China setzt Zeichen mit Zinslockerung
nh Schanghai
Im Anschluss an die eher überraschend gekommene Senkung der Zinsraten für Refinanzierungslinien der chinesischen Geschäftsbanken bei der Zentralbank sind am Montag auch die damit eng verbundenen Referenzzinsen für Unternehmens- und Hypothekenkredite in China angepasst worden. Im Rahmen des monatlich erfolgenden Fixings der sogenannten Loan Prime Rate (LPR) wurde die Zins-Benchmark für einjährige Kreditvergaben an Unternehmen um 5 Basispunkte von 2,7 auf 2,65% gesenkt, während die für Hypothekenkredite maßgebliche LPR in der fünfjährigen Laufzeit etwas kräftiger um 15 Basispunkte von 4,45 auf 4,3% zurückgeht.
Vorige Woche hatte die People’s Bank of China (PBOC) in Reaktion auf enttäuschende Konjunkturdaten für Juli die für ihre geldpolitische Linie maßgeblichen Zinsen für einjährige Gelder im Rahmen der Medium-Term Lending Facility (MLF), mit der sich die Kreditinstitute laufend bei der Zentralbank refinanzieren, um 10 Basispunkte auf 2,75% gesenkt. Gleichzeitig kam es zu einer Verbilligung der Konditionen bei einwöchigen Geldmarktgeschäften: Bei Reverse Repurchase Agreements (Repos) fiel die Zinsrate um ebenfalls 10 Basispunkte auf 2%.
Die von einem Kreis ausgewählter Großbanken jeweils um den 20. eines Monats unter Anleitung der PBOC austarierten LPR-Vorgaben sind als eine Vorzugsrate für beste Kunden gedacht und geben damit eine Untergrenze bei der Stellung von Kreditkonditionen ab, die als ein Quasi-Leitzins fungiert. Dabei fällt auf, dass die Vorgaben der PBOC diesmal asymmetrisch umgesetzt wurden, indem die Benchmark für Unternehmenskredite nur minimal um 0,05 Prozentpunkte fällt, der Eckzins für Hypothekenkredite aber um 0,15 Prozentpunkte sank.
Mit dem Fokus der Zinslockerungsgeste auf Hypothekenkredite sendet Chinas Zentralbank ein Signal, dass die monetäre Unterstützung der stark angegriffenen Konjunktur vor allem auf die Probleme am heimischen Immobilienmarkt gemünzt ist. Ausgehend von Verschuldungsexzessen und Liquiditätsproblemen bei Dutzenden großer Immobilienentwickler hat sich am chinesischen Wohnungsmarkt eine Vertrauenskrise mit einem scharfen Rückgang der Neuwohnungskäufe und einer seit einem Jahr ununterbrochenen Abkühlung der Wohnimmobilienpreise eingestellt.

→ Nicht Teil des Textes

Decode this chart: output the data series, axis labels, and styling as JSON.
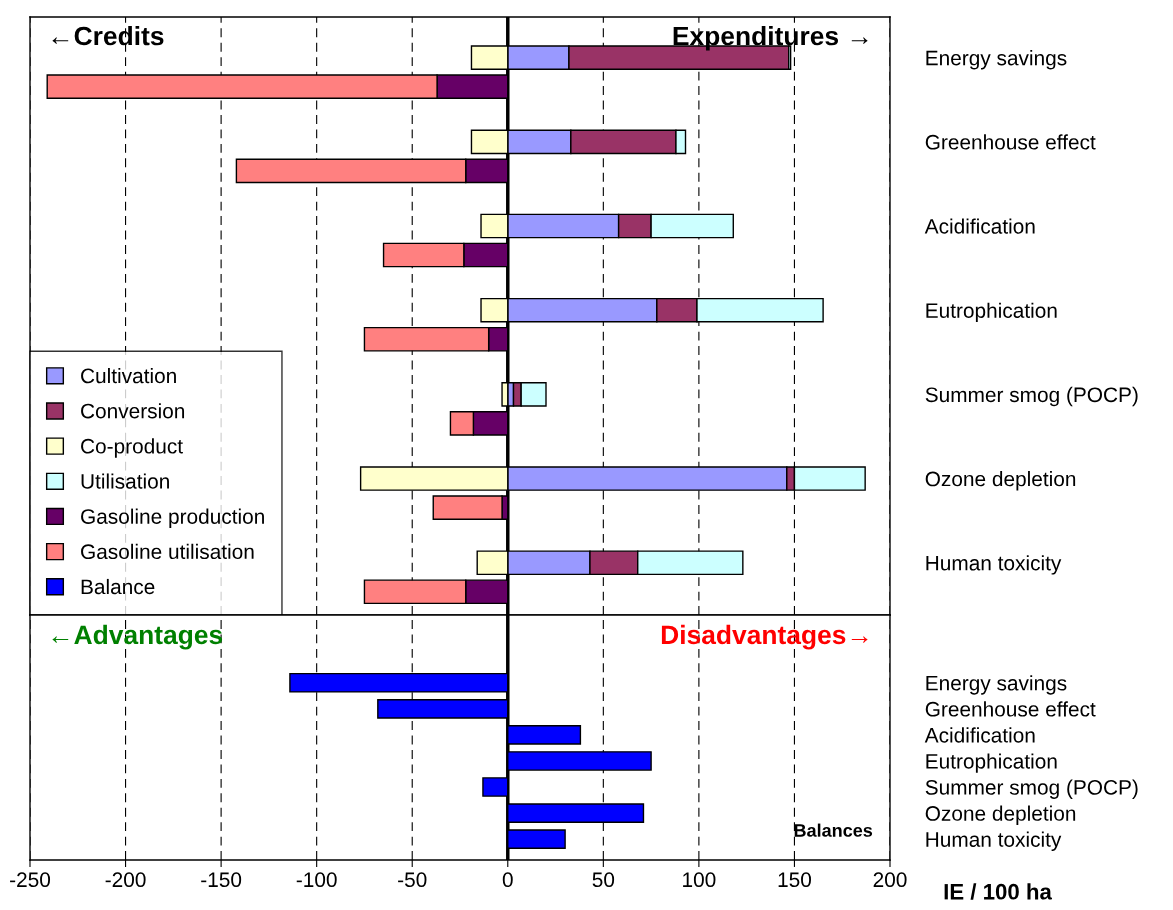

Die Situation hat sich weiter verschärft, nachdem im Juli lose organisierte Gruppen von Wohnungskäufern damit begannen, ihre Hypothekenkredite auf vorbezahlte Objekte in Immobilienprojekten, die wegen der Bauträgerkrise verzögert oder unterbrochen wurden, nicht zu bedienen. Daraus entstand eine landesweite Boykottaktion von geprellten Kreditnehmern, die Chinas Finanzregulatoren vor erhebliche Probleme stellt und nach staatlichen Auffanglösungen für Bauträger und ihre verzögerten Immobilienprojekte suchen lässt.
Gegenwärtig arbeitet die Zentralbank an einer Fondslösung, die Mittel für eine Beschleunigung von hypothekenseitig boykottierten Immobilienprojekten mobilisiert, gleichzeitig springen vermehrt Lokalregierungen mit öffentlichen Geldern ein. Am Freitag hatte die PBOC in einer gemeinsamen Erklärung mit dem Finanzministerium und dem Wohnbauministerium ein von staatlichen Förderbanken aufgelegtes Sonderkreditprogramm angekündigt, das zur Finanzierung festgefahrener Wohnimmobilienprojekte dienen soll.
Am Montag ließ die Zentralbank eine weitere Erklärung vom Stapel, in der die staatlichen Großbanken dazu aufgefordert werden, ihr Kreditvergabetempo zu steigern und dabei der Realwirtschaft dienliche Sektoren zu unterstützen. Dabei heißt es, die Banken müssten „vernünftige Finanzierungsbedürfnisse“ der Immobilienwirtschaft alimentieren. Bei der jüngsten Verbreitung von monetären Daten für den Monat Juli war ein starker Rückgang der Neukreditvergabe der Banken und auch des gesamten Finanzierungsaufkommens einschließlich der Kapitalmarkttransaktionen (Total Social Financing) aufgefallen.